Die Fahrrad-Geschwindigkeit sollte vor allem in einer 30er Zone angepasst werden.

Durchschnittlich kann im Straßenverkehr mit dem Fahrrad eine Geschwindigkeit von 10 bis 20 km/h erreicht werden. Dies gilt allerdings nur für Radler, die ungeübt sind. Bei der Tour de France werden regelmäßig Geschwindigkeiten von rund 40 bis 50 km/h erreicht. Bei Abfahrten können die Profiradler sogar 100 km/h schnell fahren.

Je nach Modell können Sie also eine unterschiedliche Geschwindigkeit mit dem Fahrrad an den Tag legen. Besitzen Sie beispielsweise ein Pedelec, also ein Rad mit limitierter Tretunterstützung, können Sie etwa 25 km/h schnell werden.

Aber mit welcher Geschwindigkeit dürfen Radfahrer durch die Stadt heizen? Gibt es da eine Begrenzung wie beim Auto oder Motorrad? Können Sie eine Geschwindigkeitsüberschreitung mit dem Fahrrad begehen? Welche Sanktionen drohen laut Bußgeldkatalog, wenn Sie mit dem Rad in einer Fußgängerzone zu schnell unterwegs sind? Mehr dazu lesen Sie in diesem Ratgeber.

Bußgeldkatalog: Fahrrad-Geschwindigkeit

VerstoßBußgeldPunkte
Fußgänger aufgrund einer zu hohen Fahrrad-Geschwindigkeit gefährdet30 €1
Fußgänger aufgrund einer zu hohen Fahrrad-Geschwindigkeit in einem Bereich gefährdet, in welchem Fahrzeugverkehr untersagt war35 €1

FAQ – Vorgaben zur Geschwindigkeit auf dem Fahrrad

Existiert eine Höchstgeschwindigkeit fürs Fahrrad?

In StVO oder anderen Gesetzestexten finden sich keine Vorschriften für eine Fahrrad-Höchstgeschwindigkeit. Nutzen Fußgänger und Radfahrer gemeinsam den Gehweg, muss allerdings Rücksicht genommen werden.
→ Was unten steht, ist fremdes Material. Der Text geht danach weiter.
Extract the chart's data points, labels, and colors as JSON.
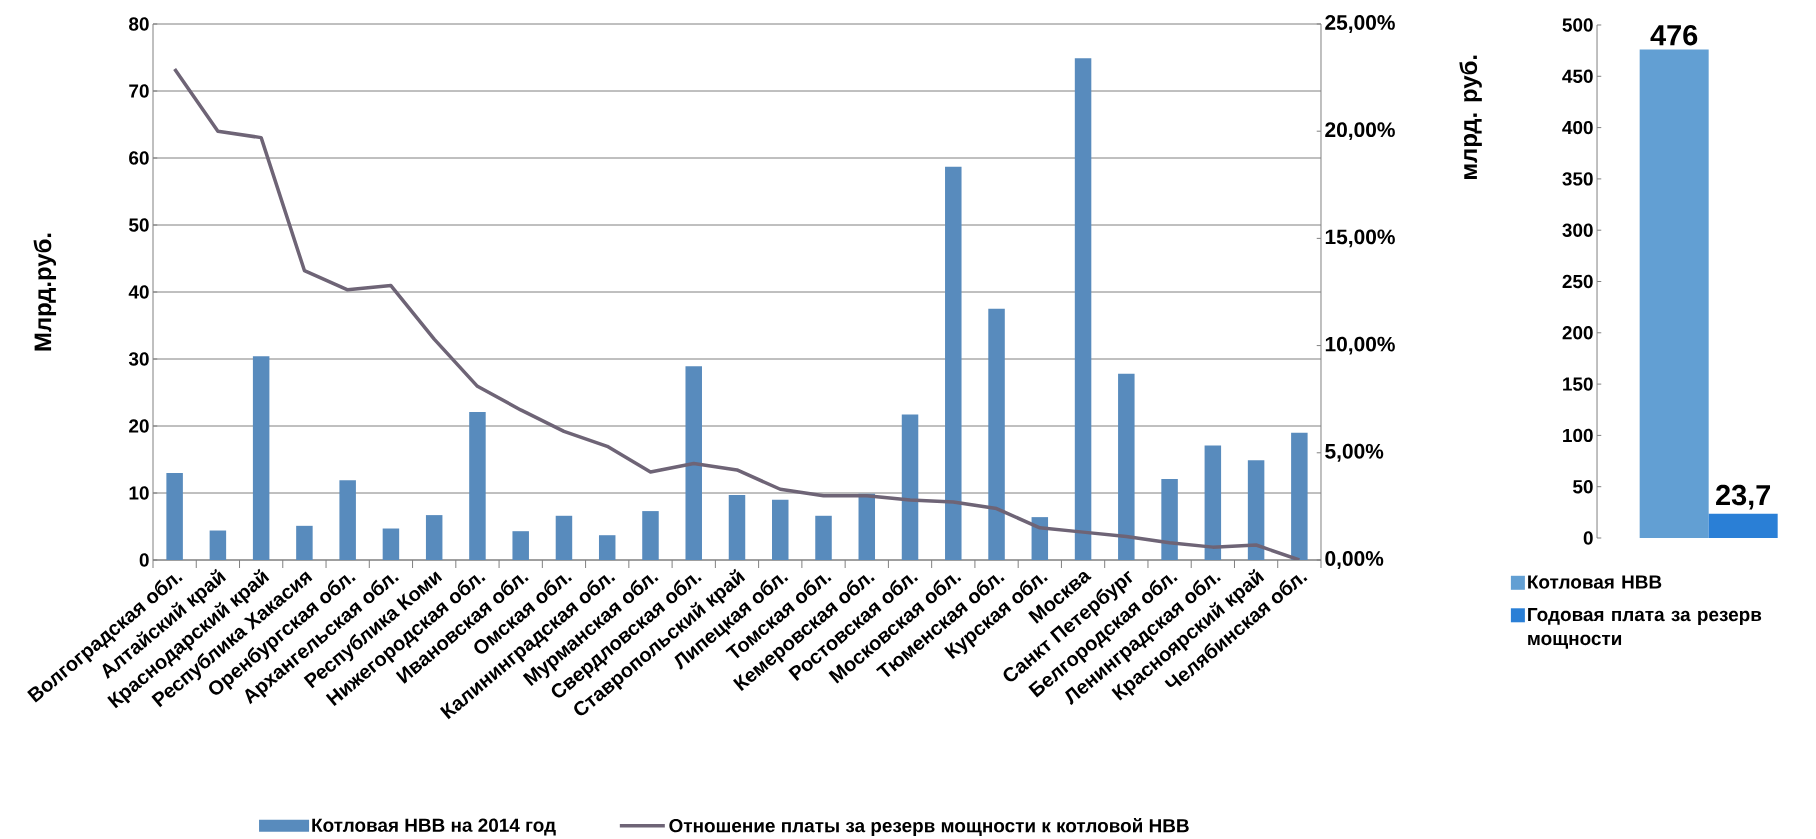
{
  "chart_data": [
    {
      "type": "bar",
      "ylabel": "Млрд.руб.",
      "categories": [
        "Волгоградская обл.",
        "Алтайский край",
        "Краснодарский край",
        "Республика Хакасия",
        "Оренбургская обл.",
        "Архангельская обл.",
        "Республика Коми",
        "Нижегородская обл.",
        "Ивановская обл.",
        "Омская обл.",
        "Калининградская обл.",
        "Мурманская обл.",
        "Свердловская обл.",
        "Ставропольский край",
        "Липецкая обл.",
        "Томская обл.",
        "Кемеровская обл.",
        "Ростовская обл.",
        "Московская обл.",
        "Тюменская обл.",
        "Курская обл.",
        "Москва",
        "Санкт Петербург",
        "Белгородская обл.",
        "Ленинградская обл.",
        "Красноярский край",
        "Челябинская обл."
      ],
      "series": [
        {
          "name": "Котловая НВВ на 2014 год",
          "color": "#588bbd",
          "values": [
            13.0,
            4.4,
            30.4,
            5.1,
            11.9,
            4.7,
            6.7,
            22.1,
            4.3,
            6.6,
            3.7,
            7.3,
            28.9,
            9.7,
            9.0,
            6.6,
            9.9,
            21.7,
            58.7,
            37.5,
            6.4,
            74.9,
            27.8,
            12.1,
            17.1,
            14.9,
            19.0
          ]
        },
        {
          "name": "Отношение платы за резерв мощности к котловой НВВ",
          "type": "line",
          "axis": "y2",
          "color": "#6e6476",
          "values": [
            22.9,
            20.0,
            19.7,
            13.5,
            12.6,
            12.8,
            10.3,
            8.1,
            7.0,
            6.0,
            5.3,
            4.1,
            4.5,
            4.2,
            3.3,
            3.0,
            3.0,
            2.8,
            2.7,
            2.4,
            1.5,
            1.3,
            1.1,
            0.8,
            0.6,
            0.7,
            0.0
          ]
        }
      ],
      "ylim": [
        0,
        80
      ],
      "yticks": [
        0,
        10,
        20,
        30,
        40,
        50,
        60,
        70,
        80
      ],
      "y2lim": [
        0,
        25
      ],
      "y2ticks": [
        {
          "value": 0,
          "label": "0,00%"
        },
        {
          "value": 5,
          "label": "5,00%"
        },
        {
          "value": 10,
          "label": "10,00%"
        },
        {
          "value": 15,
          "label": "15,00%"
        },
        {
          "value": 20,
          "label": "20,00%"
        },
        {
          "value": 25,
          "label": "25,00%"
        }
      ],
      "grid": "y",
      "legend": "bottom",
      "line_style": "solid",
      "marker": "none"
    },
    {
      "type": "bar",
      "ylabel": "млрд. руб.",
      "categories": [
        null
      ],
      "series": [
        {
          "name": "Котловая НВВ",
          "color": "#629fd3",
          "values": [
            476
          ],
          "value_labels": [
            "476"
          ]
        },
        {
          "name": "Годовая плата за резерв мощности",
          "color": "#2a7fd6",
          "values": [
            23.7
          ],
          "value_labels": [
            "23,7"
          ]
        }
      ],
      "ylim": [
        0,
        500
      ],
      "yticks": [
        0,
        50,
        100,
        150,
        200,
        250,
        300,
        350,
        400,
        450,
        500
      ],
      "legend": "bottom"
    }
  ]
}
Wann müssen Radfahrer bei einem Tempoverstoß mit Sanktionen rechnen?

Die Antwort darauf können Sie dieser Bußgeldtabelle entnehmen.

Zeichnen Blitzer zu schnelle Fahrradfahrer auf?

Sind Sie mit dem Fahrrad in der 30er-Zone besonders schnell unterwegs, können Sie dadurch ggf. einen Blitzer auslösen. Eine Identifizierung ist mithilfe des Blitzerfotos allerdings nicht möglich.

Gibt es eine Geschwindigkeitsbegrenzung für das Fahrrad?

Da die durchschnittliche Geschwindigkeit eines Fahrradfahrers nur etwa 10 bis 20 km/h beträgt, gibt es für das Fahrrad grundsätzlich keine Geschwindigkeitsbegrenzung. Radler sollten mit ihrem Fahrrad die Geschwindigkeit allerdings trotzdem im Blick behalten.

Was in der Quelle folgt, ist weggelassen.